Дементьева швырнуло на землю, по ушам как будто с размаху ударили доской. Он поднял голову, не до конца понимая, жив он еще или уже нет. Танк чадно дымил, но и от пушки осталась только груда бесполезного железа. Снаряд ударил по центру орудия, и хотя расчет уцелел, делать им здесь было уже нечего.
– К реке! – скомандовал лейтенант, мельком увидев, как немецкий танк со скрежетом подмял под себя второе орудие, стоявшее поодаль, и развернулся, давя его гусеницами.
…Они бежали к реке, обгоняя смерть, дышавшую им в затылок. Спасительный берег был уже рядом, когда в спины бегущим ударил пулемет. Павел упал ничком и распластался на земле, завороженно глядя на ползущую к нему огненную змею, сшитую из трассирующих пуль – выбитые их ударами фонтанчики сухой земли взметывались все ближе и ближе.
В этот миг лейтенант не вспомнил всю свою жизнь, как это обычно пишется в книгах. У него вообще не было никаких мыслей – был только страх, подавляющий и поглощающий, полностью растворивший в себе человека по имени Павел Дементьев.
Но змея не доползла – она погасла в двух шагах от головы лежавшего человека. То ли немецкий пулеметчик решил, что тот уже мертв, то ли у него кончилась лента. Как бы то ни было, Павел вскочил, одолел оставшиеся до реки метры одним броском, возвращаясь от смерти к жизни, и с разбегу плюхнулся с крутого берега в воду, пахнувшую тиной и торфом.
* * *
Через реку они перебрались впятером – из батарейцев, утром этого очень долгого дня принявших бой, в живых остался один из десяти. Грязные и ободранные, они долго шли по лесу, пока не наткнулись на остатки двести восемьдесят шестой стрелковой дивизии. Здесь же был и ее командир, пытавшийся сколотить из разношерстной толпы боеспособную часть. Поставив в строй всех: стрелков разбитых батальонов, танкистов, потерявших свои машины, связистов, обозников и поваров полевых кухонь, он повел их через редколесье навстречу наступавшим немцам в отчаянную и безнадежную контратаку. Сколько их было, таких атак, в первые месяцы войны, да и потом, когда война уже переломилась…
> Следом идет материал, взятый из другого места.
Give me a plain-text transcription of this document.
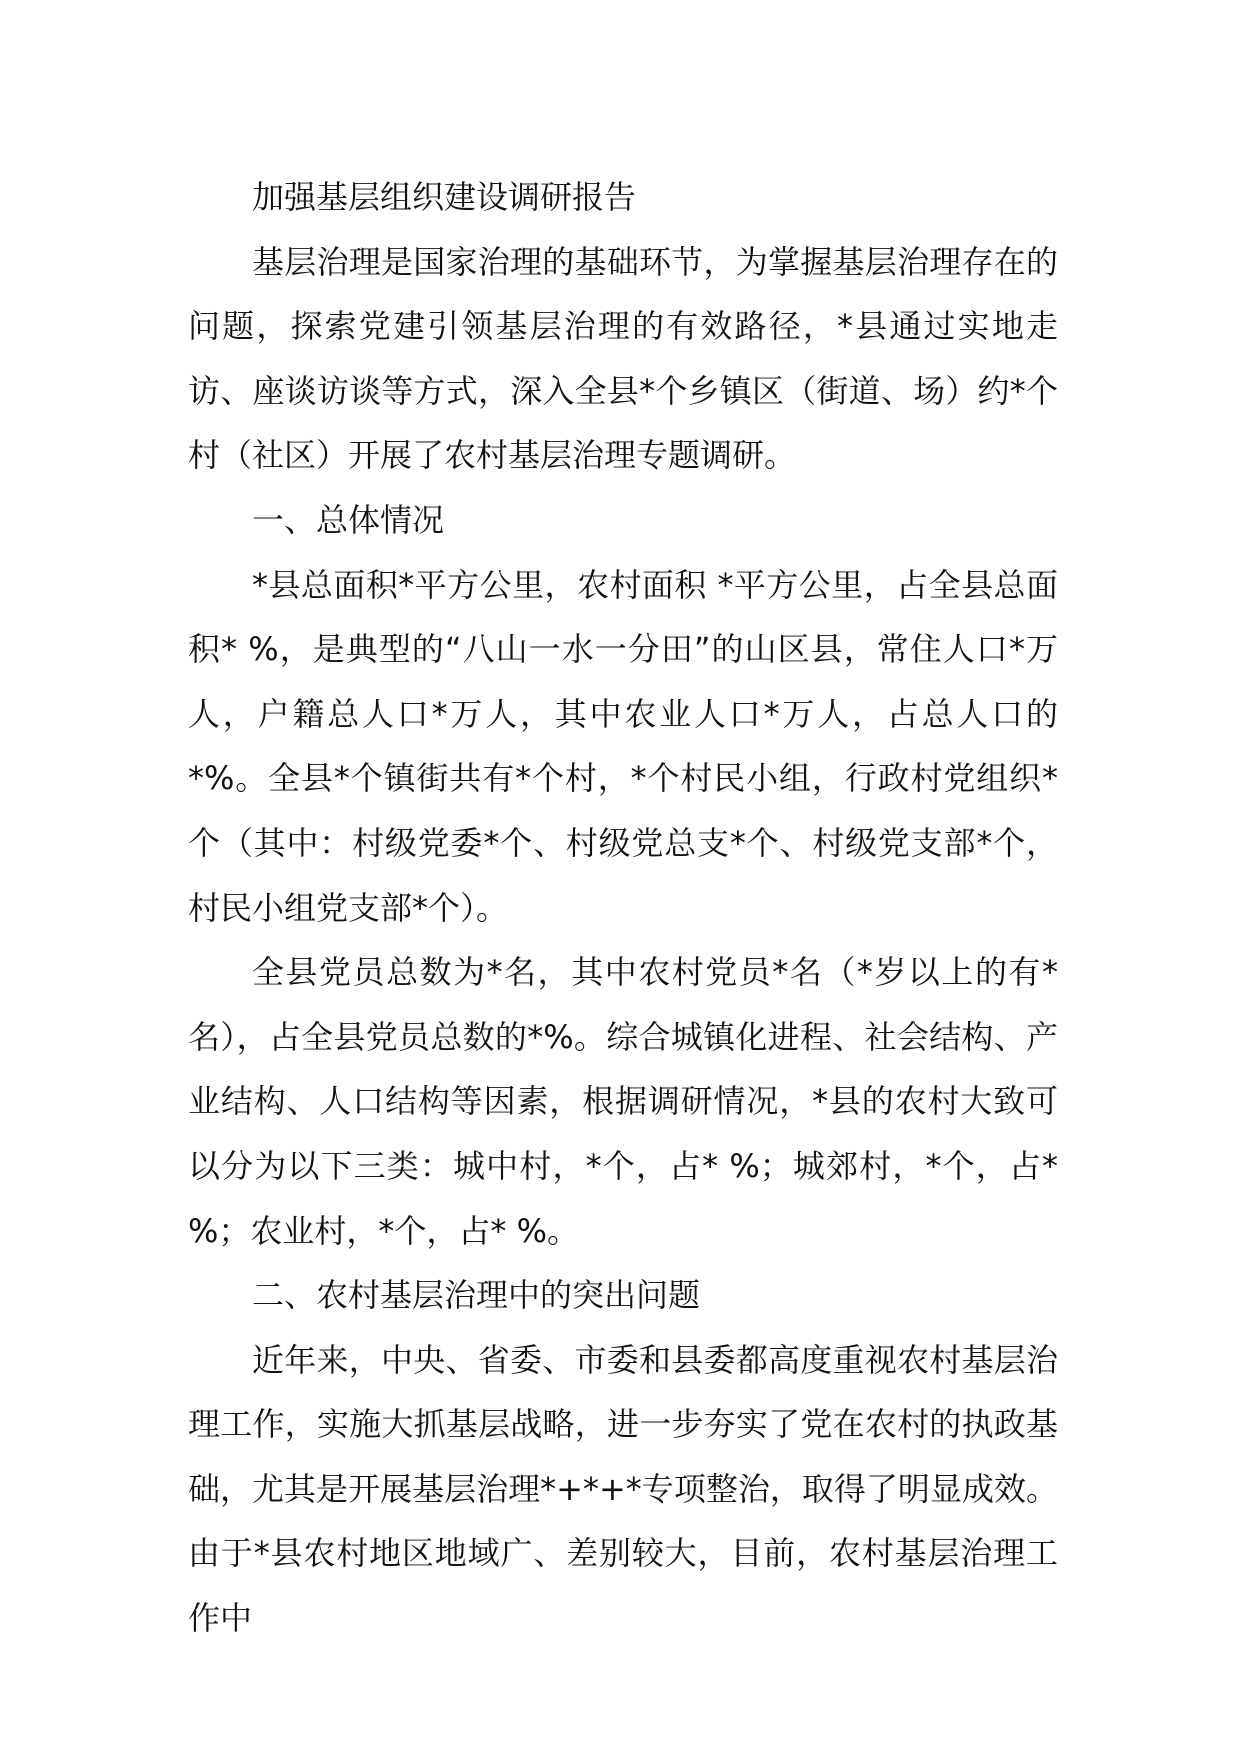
加强基层组织建设调研报告

基层治理是国家治理的基础环节，为掌握基层治理存在的问题，探索党建引领基层治理的有效路径，*县通过实地走访、座谈访谈等方式，深入全县*个乡镇区（街道、场）约*个村（社区）开展了农村基层治理专题调研。

一、总体情况

*县总面积*平方公里，农村面积 *平方公里，占全县总面积* %，是典型的“八山一水一分田”的山区县，常住人口*万人，户籍总人口*万人，其中农业人口*万人，占总人口的*%。全县*个镇街共有*个村，*个村民小组，行政村党组织*个（其中：村级党委*个、村级党总支*个、村级党支部*个，村民小组党支部*个）。

全县党员总数为*名，其中农村党员*名（*岁以上的有*名），占全县党员总数的*%。综合城镇化进程、社会结构、产业结构、人口结构等因素，根据调研情况，*县的农村大致可以分为以下三类：城中村，*个，占* %；城郊村，*个，占* %；农业村，*个，占* %。

二、农村基层治理中的突出问题

近年来，中央、省委、市委和县委都高度重视农村基层治理工作，实施大抓基层战略，进一步夯实了党在农村的执政基础，尤其是开展基层治理*+*+*专项整治，取得了明显成效。由于*县农村地区地域广、差别较大，目前，农村基层治理工作中
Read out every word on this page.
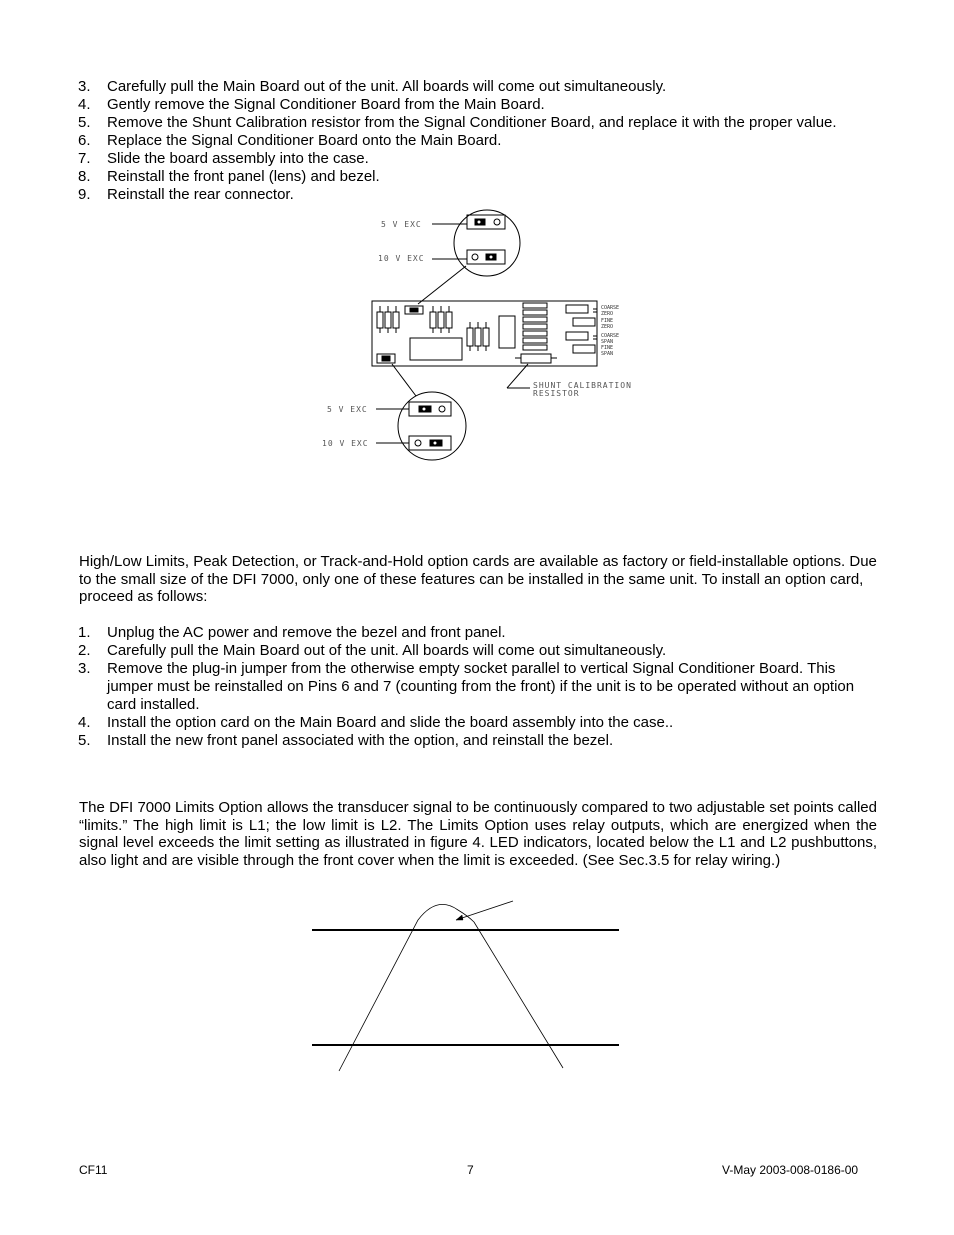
3. Carefully pull the Main Board out of the unit. All boards will come out simultaneously.
4. Gently remove the Signal Conditioner Board from the Main Board.
5. Remove the Shunt Calibration resistor from the Signal Conditioner Board, and replace it with the proper value.
6. Replace the Signal Conditioner Board onto the Main Board.
7. Slide the board assembly into the case.
8. Reinstall the front panel (lens) and bezel.
9. Reinstall the rear connector.
5 V EXC
10 V EXC
5 V EXC
10 V EXC
SHUNT CALIBRATION
RESISTOR
COARSE
ZERO
FINE
ZERO
COARSE
SPAN
FINE
SPAN
High/Low Limits, Peak Detection, or Track-and-Hold option cards are available as factory or field-installable options. Due to the small size of the DFI 7000, only one of these features can be installed in the same unit. To install an option card, proceed as follows:
1. Unplug the AC power and remove the bezel and front panel.
2. Carefully pull the Main Board out of the unit. All boards will come out simultaneously.
3. Remove the plug-in jumper from the otherwise empty socket parallel to vertical Signal Conditioner Board. This jumper must be reinstalled on Pins 6 and 7 (counting from the front) if the unit is to be operated without an option card installed.
4. Install the option card on the Main Board and slide the board assembly into the case..
5. Install the new front panel associated with the option, and reinstall the bezel.
The DFI 7000 Limits Option allows the transducer signal to be continuously compared to two adjustable set points called “limits.” The high limit is L1; the low limit is L2. The Limits Option uses relay outputs, which are energized when the signal level exceeds the limit setting as illustrated in figure 4. LED indicators, located below the L1 and L2 pushbuttons, also light and are visible through the front cover when the limit is exceeded. (See Sec.3.5 for relay wiring.)
CF11	7	V-May 2003-008-0186-00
Немцы успели оседлать высоты, подтянули артиллерию и встретили атакующих шквальным огнем, начисто выкашивая пулеметами густые цепи. Дементьев бежал вместе со всеми, сжимая в руке пистолет и ясно сознавая, что каждый следующий шаг может стать для него последним. И все-таки он бежал, раздирая рот надсадным криком, и залег только тогда, когда атака захлебнулась, и солдаты приникли к спасительной земле, не в силах превозмочь бьющий им в лица огненный ветер.
Волна атаки разбилась и откатилась назад, оставляя на обожженной земле, вдоволь напившейся русской крови, капли мертвых тел. Комдив был тяжело ранен, и некому было снова поднять бойцов. Да и не было никакого смысла в еще одной атаке – дивизия полегла бы на этом смертном поле вся, до последнего человека, не продвинувшись вперед ни на шаг.
…Они шли через лес, стиснув зубы и слушая частые хлопки немецких разрывных пуль, врезавшихся в стволы деревьев. Шли, обливаясь потом, но оружия не бросали, хотя патронов не осталось ни у кого. К удивлению Павла, все его бойцы, вышедшие с ним из боя у реки, уцелели в самоубийственной контратаке – никого из них даже не ранило.
– Бог спас, – негромко сказал ездовой Тимофеев, внимательно рассматривая дыры на своей простреленной шинели.
«Бог? – удивился лейтенант. – Для нас бог – Сталин, на него молится весь народ и вся страна! А тут – бог спас…».
Потом он этому уже не удивлялся. На дорогах войны Павел видел не раз, как под бомбежкой или под артобстрелом солдаты осеняли себя крестным знамением и шептали побелевшими губами Господне имя. Когда смерть подступала совсем близко и заглядывала в глаза, о Сталине никто уже не вспоминал…
Глава вторая
Болотное сидение
(октябрь 1941 года – февраль 1942 года, болота под Ленинградом)
Будут веками на веки прославлены
Под пулеметной пургой
Наши штыки на высотах Синявино,
Наши полки подо Мгой.
Вспомним и тех, кто неделями долгими
Мерзнул в сырых блиндажах,
Бился на Ладоге, бился на Волхове,
Не отступал ни на шаг.
Ленинградская застольная (Застольная Волховского фронта)
Батарею не расформировали. В тихом лесу между Мгой и Назией, где остатки двести восемьдесят шестой стрелковой дивизии приходили в себя после разгрома, Дементьев узнал, что скоро к ним придет пополнение, и он получит новые пушки.